Montréal - Le transport en commun gagne du terrain


Jean-Louis Fortin

Pour la première fois depuis 1970, la proportion de gens qui vont travailler en automobile est en baisse dans la grande région de Montréal, au profit du transport en commun.

Selon la plus récente enquête Origine-Destination, une vaste étude effectuée tous les cinq ans par l'Agence métropolitaine de transport (AMT), les travailleurs de la grande région de Montréal ont été 1% moins nombreux à utiliser leur voiture en 2008 qu'en 2003, à l’heure de pointe du matin. L'utilisation des transports en commun pendant la même période est en hausse de 15%.

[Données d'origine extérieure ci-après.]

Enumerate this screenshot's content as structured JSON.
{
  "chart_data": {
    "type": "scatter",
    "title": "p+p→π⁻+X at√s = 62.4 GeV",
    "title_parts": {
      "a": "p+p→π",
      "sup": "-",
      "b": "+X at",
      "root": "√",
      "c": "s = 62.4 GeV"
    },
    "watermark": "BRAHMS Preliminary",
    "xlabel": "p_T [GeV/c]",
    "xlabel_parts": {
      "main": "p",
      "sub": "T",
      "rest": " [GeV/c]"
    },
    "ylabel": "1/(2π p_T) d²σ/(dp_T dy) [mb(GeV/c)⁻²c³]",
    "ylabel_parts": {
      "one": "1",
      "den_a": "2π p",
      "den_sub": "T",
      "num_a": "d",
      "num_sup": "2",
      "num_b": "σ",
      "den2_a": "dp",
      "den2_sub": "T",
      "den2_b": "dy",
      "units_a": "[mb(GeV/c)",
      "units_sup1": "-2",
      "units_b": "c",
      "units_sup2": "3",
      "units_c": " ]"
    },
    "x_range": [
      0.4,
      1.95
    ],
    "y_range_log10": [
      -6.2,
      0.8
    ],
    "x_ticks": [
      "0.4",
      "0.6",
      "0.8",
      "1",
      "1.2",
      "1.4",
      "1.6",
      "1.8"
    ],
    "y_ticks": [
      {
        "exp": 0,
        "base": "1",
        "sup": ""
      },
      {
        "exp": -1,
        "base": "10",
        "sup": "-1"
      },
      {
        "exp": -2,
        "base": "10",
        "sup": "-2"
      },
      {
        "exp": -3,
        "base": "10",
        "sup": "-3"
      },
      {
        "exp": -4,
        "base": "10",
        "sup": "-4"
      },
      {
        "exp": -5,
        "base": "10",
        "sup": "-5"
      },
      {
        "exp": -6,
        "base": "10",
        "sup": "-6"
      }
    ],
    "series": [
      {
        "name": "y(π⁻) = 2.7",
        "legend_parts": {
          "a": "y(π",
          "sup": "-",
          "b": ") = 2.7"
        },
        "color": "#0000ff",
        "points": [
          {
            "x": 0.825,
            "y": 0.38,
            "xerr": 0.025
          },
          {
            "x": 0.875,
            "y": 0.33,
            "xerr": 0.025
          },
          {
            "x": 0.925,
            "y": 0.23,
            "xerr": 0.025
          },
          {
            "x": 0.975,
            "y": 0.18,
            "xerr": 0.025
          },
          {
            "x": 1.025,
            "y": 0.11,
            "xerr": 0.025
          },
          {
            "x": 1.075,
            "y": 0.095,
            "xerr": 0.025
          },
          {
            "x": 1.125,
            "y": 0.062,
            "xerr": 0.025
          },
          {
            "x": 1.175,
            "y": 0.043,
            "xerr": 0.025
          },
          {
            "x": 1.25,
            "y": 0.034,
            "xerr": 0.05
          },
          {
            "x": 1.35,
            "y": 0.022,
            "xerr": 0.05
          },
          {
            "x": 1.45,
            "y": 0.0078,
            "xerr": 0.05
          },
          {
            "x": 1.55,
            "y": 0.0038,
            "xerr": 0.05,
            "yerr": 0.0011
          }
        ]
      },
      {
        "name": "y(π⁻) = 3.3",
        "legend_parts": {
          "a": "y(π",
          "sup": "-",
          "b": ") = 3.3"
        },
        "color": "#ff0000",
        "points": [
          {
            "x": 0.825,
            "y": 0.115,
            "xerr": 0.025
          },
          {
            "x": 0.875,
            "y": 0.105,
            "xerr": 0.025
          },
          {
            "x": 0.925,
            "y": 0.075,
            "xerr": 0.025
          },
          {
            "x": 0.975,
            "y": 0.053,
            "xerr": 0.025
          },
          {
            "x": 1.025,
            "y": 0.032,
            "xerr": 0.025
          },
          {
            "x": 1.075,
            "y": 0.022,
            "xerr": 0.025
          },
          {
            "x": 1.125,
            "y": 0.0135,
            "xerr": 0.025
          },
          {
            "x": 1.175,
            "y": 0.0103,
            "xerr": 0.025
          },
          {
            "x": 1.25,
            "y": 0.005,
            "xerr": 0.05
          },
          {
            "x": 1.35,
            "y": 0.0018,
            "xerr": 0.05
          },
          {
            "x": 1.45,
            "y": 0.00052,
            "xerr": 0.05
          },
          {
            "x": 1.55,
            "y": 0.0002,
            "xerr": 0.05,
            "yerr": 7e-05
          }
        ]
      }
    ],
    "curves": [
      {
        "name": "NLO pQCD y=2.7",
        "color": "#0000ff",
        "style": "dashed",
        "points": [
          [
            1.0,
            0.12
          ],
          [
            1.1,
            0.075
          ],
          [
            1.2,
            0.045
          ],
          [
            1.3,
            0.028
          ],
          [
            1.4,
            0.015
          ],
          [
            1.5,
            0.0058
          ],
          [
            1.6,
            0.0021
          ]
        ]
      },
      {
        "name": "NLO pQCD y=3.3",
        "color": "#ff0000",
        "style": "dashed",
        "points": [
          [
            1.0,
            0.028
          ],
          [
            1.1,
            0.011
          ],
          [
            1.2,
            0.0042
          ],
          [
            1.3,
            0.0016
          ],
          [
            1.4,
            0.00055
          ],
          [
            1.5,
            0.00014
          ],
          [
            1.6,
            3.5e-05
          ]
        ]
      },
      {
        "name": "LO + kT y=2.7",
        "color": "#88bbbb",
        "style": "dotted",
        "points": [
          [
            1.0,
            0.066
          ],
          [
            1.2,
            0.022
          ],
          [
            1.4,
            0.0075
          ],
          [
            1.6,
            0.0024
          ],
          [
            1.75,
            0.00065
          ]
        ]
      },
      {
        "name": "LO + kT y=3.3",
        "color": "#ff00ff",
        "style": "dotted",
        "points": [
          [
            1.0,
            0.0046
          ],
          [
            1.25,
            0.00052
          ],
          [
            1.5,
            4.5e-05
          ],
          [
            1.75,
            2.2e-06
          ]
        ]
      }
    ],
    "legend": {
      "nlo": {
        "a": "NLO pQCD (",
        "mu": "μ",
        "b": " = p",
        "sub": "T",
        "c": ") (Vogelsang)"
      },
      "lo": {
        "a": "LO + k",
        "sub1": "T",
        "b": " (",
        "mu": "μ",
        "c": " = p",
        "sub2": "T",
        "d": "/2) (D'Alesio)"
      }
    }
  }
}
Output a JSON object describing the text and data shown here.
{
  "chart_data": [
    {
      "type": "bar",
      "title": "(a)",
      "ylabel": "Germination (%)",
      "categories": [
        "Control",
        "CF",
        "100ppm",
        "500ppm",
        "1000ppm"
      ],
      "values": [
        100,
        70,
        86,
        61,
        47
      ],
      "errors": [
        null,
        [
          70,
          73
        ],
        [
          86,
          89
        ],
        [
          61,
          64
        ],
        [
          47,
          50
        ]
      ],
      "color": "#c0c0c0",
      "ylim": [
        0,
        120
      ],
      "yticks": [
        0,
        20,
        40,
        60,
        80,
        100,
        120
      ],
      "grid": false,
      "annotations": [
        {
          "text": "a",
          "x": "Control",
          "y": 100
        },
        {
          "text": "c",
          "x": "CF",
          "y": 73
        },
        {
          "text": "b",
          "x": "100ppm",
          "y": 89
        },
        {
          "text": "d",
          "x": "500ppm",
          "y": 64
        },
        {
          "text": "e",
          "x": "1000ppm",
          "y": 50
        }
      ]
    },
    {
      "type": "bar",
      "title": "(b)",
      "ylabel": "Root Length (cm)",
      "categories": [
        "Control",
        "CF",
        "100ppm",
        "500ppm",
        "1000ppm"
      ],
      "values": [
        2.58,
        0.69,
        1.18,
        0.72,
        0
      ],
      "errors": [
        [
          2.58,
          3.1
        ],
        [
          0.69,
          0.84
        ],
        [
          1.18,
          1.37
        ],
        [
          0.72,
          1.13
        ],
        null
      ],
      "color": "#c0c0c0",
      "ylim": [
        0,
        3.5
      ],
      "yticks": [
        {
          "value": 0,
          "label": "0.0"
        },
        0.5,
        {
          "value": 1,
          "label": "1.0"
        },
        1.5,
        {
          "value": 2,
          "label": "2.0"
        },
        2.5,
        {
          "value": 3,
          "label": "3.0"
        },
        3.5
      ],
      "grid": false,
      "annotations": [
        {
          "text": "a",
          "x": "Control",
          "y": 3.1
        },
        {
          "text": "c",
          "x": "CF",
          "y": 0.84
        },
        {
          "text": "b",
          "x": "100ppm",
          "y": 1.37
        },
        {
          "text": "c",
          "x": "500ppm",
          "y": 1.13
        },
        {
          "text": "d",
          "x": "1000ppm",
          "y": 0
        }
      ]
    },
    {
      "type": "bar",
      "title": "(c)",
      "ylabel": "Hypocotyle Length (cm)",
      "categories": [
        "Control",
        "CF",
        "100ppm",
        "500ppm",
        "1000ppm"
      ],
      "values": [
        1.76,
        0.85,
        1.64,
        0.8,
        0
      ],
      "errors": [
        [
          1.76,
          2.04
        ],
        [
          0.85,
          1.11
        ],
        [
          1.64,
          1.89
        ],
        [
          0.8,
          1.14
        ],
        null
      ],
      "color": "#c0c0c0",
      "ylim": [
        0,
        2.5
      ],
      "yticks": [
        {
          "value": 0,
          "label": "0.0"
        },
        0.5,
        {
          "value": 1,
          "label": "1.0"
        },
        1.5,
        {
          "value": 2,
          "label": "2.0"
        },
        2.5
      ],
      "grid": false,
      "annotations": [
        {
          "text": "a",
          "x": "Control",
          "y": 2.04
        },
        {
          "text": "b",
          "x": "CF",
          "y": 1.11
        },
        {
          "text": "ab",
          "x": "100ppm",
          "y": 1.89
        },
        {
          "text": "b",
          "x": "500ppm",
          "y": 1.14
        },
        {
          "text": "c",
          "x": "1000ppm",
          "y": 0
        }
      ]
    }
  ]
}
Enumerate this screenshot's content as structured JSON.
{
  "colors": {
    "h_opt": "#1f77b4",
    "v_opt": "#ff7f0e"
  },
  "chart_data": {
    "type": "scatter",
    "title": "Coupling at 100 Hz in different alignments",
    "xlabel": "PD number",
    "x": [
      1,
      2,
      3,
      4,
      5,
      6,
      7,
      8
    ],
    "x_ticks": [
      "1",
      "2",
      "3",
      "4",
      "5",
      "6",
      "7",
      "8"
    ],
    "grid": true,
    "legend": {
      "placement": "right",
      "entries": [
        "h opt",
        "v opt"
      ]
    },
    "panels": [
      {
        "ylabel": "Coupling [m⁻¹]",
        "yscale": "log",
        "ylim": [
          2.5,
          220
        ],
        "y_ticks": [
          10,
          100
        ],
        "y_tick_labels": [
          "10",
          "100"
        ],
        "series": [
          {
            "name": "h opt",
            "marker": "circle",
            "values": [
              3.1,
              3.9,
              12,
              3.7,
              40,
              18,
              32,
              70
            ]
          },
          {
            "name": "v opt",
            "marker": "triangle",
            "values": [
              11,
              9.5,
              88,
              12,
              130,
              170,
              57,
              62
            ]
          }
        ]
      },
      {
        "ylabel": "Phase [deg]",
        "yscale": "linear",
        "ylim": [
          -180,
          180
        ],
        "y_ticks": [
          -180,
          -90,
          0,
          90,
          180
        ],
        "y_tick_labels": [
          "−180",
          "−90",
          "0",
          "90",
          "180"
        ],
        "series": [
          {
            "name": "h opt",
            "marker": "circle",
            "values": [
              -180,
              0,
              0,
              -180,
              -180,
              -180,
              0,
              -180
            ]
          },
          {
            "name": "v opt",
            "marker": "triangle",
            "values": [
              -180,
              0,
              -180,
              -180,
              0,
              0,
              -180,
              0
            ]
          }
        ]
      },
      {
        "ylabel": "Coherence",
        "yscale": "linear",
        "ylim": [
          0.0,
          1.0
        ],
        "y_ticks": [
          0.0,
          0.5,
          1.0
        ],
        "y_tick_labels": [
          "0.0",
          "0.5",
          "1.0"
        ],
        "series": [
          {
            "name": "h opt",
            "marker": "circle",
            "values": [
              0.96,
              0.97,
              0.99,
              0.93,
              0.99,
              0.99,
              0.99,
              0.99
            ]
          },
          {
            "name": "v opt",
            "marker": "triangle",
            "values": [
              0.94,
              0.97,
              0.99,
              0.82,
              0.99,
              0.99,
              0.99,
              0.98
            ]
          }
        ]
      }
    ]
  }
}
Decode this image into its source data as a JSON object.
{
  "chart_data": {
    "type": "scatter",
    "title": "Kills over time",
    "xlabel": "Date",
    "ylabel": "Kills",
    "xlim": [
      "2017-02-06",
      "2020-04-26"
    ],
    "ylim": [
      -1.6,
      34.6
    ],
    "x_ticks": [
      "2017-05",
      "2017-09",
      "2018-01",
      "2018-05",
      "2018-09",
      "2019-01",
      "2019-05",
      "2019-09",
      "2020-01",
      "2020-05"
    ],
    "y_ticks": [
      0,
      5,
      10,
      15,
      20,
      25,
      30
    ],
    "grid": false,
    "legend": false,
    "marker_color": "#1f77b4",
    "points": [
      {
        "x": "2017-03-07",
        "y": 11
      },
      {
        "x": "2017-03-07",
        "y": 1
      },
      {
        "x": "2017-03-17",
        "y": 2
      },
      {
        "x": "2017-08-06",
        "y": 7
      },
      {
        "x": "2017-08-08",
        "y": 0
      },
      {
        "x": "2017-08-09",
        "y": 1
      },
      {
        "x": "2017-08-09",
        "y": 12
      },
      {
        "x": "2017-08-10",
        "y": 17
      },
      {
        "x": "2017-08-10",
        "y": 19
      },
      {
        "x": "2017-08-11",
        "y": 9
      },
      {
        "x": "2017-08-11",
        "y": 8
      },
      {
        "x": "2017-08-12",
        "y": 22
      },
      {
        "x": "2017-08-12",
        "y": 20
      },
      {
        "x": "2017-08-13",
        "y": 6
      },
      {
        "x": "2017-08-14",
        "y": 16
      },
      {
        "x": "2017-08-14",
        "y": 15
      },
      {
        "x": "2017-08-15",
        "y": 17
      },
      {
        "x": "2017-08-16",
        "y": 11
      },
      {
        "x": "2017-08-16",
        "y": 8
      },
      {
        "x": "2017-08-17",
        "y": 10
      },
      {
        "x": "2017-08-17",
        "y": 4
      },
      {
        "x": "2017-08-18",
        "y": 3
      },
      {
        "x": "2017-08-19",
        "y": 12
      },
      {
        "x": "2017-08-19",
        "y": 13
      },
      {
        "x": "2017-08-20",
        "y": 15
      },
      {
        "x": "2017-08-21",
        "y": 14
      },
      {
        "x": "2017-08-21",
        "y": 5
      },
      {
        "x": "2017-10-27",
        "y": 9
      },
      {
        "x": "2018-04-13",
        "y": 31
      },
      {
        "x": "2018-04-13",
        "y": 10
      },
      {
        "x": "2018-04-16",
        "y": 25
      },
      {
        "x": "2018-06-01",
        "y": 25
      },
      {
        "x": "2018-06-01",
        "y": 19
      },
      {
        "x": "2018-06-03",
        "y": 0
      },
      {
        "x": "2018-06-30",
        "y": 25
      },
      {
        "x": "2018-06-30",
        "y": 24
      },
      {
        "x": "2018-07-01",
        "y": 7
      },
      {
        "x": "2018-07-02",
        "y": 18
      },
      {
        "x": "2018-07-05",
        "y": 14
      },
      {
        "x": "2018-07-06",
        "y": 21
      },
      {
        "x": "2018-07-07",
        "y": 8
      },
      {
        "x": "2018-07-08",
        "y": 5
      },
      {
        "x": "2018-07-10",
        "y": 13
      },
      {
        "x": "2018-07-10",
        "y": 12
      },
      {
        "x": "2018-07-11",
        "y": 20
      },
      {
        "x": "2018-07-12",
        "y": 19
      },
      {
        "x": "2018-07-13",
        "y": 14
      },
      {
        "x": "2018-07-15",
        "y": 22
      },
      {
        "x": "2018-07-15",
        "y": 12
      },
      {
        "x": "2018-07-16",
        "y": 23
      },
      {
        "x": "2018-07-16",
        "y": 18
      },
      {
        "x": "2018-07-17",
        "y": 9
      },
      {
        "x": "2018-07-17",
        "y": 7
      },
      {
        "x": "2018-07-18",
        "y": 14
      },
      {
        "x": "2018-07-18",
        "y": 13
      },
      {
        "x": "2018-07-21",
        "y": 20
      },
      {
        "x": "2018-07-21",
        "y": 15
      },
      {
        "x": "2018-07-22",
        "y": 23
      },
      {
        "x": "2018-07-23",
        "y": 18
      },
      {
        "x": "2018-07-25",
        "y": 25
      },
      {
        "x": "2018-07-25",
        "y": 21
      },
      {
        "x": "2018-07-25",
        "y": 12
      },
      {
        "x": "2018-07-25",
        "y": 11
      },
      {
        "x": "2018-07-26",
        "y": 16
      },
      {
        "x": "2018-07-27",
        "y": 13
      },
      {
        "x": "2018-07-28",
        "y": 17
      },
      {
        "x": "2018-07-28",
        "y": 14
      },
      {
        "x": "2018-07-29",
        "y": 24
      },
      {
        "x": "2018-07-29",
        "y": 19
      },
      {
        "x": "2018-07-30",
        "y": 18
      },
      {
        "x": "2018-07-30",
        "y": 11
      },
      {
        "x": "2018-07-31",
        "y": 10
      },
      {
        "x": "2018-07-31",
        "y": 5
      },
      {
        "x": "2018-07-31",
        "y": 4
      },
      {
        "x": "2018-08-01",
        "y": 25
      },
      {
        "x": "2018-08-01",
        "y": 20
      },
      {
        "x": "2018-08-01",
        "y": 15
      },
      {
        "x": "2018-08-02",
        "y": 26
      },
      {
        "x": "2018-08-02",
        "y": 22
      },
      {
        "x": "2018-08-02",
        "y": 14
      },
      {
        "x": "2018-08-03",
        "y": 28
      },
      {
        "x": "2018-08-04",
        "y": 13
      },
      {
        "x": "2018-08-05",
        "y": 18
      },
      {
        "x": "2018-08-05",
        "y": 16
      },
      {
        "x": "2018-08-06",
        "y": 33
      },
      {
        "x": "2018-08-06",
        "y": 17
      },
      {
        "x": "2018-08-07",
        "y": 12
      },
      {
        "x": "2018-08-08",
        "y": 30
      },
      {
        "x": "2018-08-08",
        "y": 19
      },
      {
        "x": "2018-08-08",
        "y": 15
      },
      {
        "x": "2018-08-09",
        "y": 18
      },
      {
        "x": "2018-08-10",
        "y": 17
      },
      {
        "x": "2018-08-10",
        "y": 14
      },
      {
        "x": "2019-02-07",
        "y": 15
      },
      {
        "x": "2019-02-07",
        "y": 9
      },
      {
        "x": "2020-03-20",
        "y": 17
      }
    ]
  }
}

«On voit que les personnes qui habitent la région de Montréal changent progressivement leur façon de se déplacer», observait en février la ministre des Transports Julie Boulet, signalant «l’inversement d’une tendance constante depuis 1970».

La voiture reste à la maison

Des 2,2 millions de déplacements chaque matin dans la région de Montréal, 1,4 million se fait en voiture et 440 000 en transports en commun.

La diminution de l’utilisation de l’automobile s’observe surtout sur l’île de Montréal (baisse de 6%) et sur la Rive-Sud (baisse de 2%).

Par contre, les résidents des couronnes nord et sud de Montréal ont utilisé davantage leur voiture pour se déplacer vers leur lieu de travail (augmentation de 6%).

Paradoxalement, si moins de travailleurs utilisent l’automobile matin et soir, ils sont pourtant plus nombreux que jamais à posséder une voiture.

En cinq ans, le nombre de propriétaires d’automobiles a bondi de 10% à l’échelle métropolitaine.

«Ça s’explique par une modification des conditions socio-économiques (la hausse du niveau de vie), et non par la nécessité d’avoir une automobile», dit Daniel Bergeron, directeur de l’information sur la mobilité et le transport à l’AMT.